In Dabrowski's words:
Personality Shaping Through Positive Disintegration said:
A man whose self-awareness is dormant and who, therefore, is incapable of observing himself, and of reflection, does not feel any contradiction either in his own behavior or in its motives. Everything appears natural to him and as a matter of course. He commits acts which contradict each other but he is unaware of their divergence and, in this situation, does not aim at harmonizing them;
Now if we reach the level of what Dabrowski calls “secondary integration”, we have to go through a process of disintegration before, which means that our false identity that we daydreamed ourselves into fades away, the instinctive drives start loosening their power – in other words, the kingdom of little I’s (aka. instinctive drives) comes under the power of higher ideals, which leads to us becoming a real personality, as Dabrowski calls it.

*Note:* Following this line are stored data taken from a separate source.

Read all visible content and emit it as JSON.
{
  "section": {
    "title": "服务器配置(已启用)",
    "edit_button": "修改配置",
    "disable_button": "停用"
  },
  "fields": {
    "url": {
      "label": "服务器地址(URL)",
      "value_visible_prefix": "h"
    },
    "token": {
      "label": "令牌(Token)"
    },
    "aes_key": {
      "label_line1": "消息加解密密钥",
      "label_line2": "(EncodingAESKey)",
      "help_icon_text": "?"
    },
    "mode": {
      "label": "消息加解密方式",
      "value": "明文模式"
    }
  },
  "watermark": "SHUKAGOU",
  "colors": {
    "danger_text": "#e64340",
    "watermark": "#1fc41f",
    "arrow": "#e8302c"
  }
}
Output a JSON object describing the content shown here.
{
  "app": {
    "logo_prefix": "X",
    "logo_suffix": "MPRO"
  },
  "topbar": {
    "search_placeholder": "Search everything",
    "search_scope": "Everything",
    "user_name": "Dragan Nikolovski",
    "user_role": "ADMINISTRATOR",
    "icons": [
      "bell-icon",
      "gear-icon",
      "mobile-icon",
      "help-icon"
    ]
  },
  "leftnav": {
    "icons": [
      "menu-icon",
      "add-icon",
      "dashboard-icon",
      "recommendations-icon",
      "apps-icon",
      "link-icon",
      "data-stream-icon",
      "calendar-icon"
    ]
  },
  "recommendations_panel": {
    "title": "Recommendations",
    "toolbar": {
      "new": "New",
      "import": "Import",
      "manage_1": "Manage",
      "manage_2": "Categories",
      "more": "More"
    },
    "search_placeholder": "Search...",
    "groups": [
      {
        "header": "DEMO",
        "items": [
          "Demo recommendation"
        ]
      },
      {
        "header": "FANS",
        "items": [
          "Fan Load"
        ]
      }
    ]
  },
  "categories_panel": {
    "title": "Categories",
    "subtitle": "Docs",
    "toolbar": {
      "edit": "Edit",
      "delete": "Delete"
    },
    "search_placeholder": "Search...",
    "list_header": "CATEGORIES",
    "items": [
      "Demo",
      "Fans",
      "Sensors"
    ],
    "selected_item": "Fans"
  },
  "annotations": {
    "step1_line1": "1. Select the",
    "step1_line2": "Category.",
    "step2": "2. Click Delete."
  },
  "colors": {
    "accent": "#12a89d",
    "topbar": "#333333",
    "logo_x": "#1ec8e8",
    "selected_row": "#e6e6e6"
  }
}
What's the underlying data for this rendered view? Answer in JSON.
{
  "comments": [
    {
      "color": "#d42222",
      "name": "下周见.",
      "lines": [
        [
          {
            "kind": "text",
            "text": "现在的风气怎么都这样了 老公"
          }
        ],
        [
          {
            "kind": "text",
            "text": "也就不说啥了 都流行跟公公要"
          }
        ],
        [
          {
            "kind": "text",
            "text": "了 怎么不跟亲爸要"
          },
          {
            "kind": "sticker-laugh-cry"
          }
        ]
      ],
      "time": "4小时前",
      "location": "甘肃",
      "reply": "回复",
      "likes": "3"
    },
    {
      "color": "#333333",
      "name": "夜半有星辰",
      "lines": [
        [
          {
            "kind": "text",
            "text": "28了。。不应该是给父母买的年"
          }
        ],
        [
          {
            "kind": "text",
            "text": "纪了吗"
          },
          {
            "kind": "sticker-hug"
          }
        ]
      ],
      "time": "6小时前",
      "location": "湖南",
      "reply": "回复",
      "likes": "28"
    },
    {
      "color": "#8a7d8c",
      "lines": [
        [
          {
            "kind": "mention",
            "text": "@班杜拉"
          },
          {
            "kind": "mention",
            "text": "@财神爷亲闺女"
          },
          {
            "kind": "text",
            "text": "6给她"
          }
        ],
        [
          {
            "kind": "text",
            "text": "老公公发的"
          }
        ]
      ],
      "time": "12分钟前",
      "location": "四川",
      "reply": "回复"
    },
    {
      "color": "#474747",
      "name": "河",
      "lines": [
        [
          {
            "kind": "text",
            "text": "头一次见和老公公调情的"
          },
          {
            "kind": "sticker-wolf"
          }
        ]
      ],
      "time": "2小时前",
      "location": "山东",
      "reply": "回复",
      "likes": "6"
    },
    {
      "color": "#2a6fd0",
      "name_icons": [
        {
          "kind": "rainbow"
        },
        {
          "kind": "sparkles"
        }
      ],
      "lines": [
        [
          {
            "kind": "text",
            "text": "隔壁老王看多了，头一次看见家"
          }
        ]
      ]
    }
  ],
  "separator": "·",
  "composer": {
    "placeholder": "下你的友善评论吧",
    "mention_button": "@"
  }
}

What I find interesting is that Dabrowski makes the point that we don’t just abandon our instinctive drives and their manifestations (aka. little I’s), but that we subjugate them, we use them according to our newly found higher ideals. He says:
The greater our experience in life, the greater our sensitivity; the more intensive and thorough our elaboration of experiences, the clearer our ideal of personality; and the more we are apt to sacrifice, to subordinate our instinctive needs in favor of personality, the stronger is our disposition to the attitude of courage and heroism.
This is the process of becoming aware of the distinctness of the new structure which emerges from the former one, wherein the active, directing part is played by the separating structure, which is conscious of being spiritual, suprainstinctive, and realizing that the evolutionally lower qualities must be subordinated to the nascent, or an already more clearly visible ideal, and reshaped to serve it.
The daily separation of our true self from that which does not belong to it but may only serve us as material for the building of our personality, separation of lasting values from fleeting values and appearance from reality, is the function of this method.
So once again, we have the theme here that it's not about hating or stopping our little I's/instinctive drives, which is impossible anyway, but to use them in the right way, to achieve something in line with one's aim, to override the internal chaos - which is driven exclusively by instinctive drives - with higher values. An I think that a lot of creativity is needed to "pull this off" - indeed, the Work doesn't seem to be a difficult recipe that we just have to follow, but involves coming up with creative ways to handle our psyche, based on a lot of data from self-observation and external feedback.
Eventually then, this happens:
Personality Shaping Through Positive Disintegration said:
A long experience in new conditions of life, with the modifying system of the inner milieu, results in differentiation of stimulating and inhibiting acts. That which stimulated differentiates into that which further stimulates and that which gives rise to inhibition; that which was inhibited becomes uninhibited and may form a stimulating factor.
So eventually, we learn how to manage our "primitive drives" and their many manifestations, how to strengthen the ones in accordance with our aims and to weaken the ones opposed to them.
I hope this isn't too convoluted... so fwiw.